何で、そんなの、見ず知らずのこいつが知ってんの?
犯人?
正気じゃない。
大体、何で今更、今なんだ?
理解出来ない。
「俺達、罰が当たったと思っているだろ! 自分ばっか、不幸な面済んじゃねえっ!」
そう言って突き飛ばされて、足元に駐車止めのブロックがあるのに気付かず、足を取られて有り得ない角度で転倒した。

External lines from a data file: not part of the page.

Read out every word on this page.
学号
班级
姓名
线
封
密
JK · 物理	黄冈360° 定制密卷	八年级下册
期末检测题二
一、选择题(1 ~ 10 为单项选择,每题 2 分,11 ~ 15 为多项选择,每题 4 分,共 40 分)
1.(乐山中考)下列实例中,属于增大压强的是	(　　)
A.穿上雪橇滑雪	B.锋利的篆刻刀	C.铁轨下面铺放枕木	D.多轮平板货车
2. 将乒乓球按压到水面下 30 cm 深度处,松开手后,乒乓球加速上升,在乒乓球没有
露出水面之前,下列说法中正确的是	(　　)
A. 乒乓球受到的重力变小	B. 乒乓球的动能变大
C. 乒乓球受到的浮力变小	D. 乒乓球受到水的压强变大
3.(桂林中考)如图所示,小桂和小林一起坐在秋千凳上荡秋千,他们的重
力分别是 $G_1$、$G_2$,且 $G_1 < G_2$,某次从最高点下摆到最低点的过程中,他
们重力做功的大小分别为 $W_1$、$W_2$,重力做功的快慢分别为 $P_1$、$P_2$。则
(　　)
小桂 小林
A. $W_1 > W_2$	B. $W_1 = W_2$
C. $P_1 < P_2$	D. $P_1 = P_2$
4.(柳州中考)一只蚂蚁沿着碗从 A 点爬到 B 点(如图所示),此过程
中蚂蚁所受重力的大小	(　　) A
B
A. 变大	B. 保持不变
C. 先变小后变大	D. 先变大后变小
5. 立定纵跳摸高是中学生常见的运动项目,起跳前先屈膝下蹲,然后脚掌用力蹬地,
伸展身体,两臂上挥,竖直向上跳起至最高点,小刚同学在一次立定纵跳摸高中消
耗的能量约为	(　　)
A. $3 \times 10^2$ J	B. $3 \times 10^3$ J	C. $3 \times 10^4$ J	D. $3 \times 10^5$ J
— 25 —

肩のあたりから塀にぶつかって、左腕から地面に着地して、アスファルトと路肩の凹凸で腕を挟んだ。
グギッと言う嫌な音が聞こえた気がした。
「キャァ―――――」
ちょっと、大袈裟過ぎるだろっ!って大声で叫んでいた。
自分の住む部屋のほぼ下で、程なく同居の沙良がベランダから声をかけた。
「はああ! 何これ! ちょっと、はあ!」
沙良が慌てて外に飛び出して来て、私を抱き起してくれた。
「け、警察!」
壁で打った額と変な態勢で挟み込んだ腕が痛かった。
地面に蹲ると、頬に紙切れが当たった。
街灯の灯りの下、それが何の写真だったがすぐ分かった。
あの男が言った事は本当だった。
真っ暗な中、カメラのフラッシュで中央だけが浮き出た写真、昔の私が顔を歪めていた。
服を破れて剥き出しの肩、拳が当たって赤くなった額。
隼人に助け出されるまでの、ほんの僅かな時間の事。
「……駄目。お願い、やめて」
「何、言ってんの? 何、これ……」
「胎教に悪いから、見ないで……」
私は必死になって4.5枚散らばっていた写真をつかみ取って、部屋に飛び込んだ。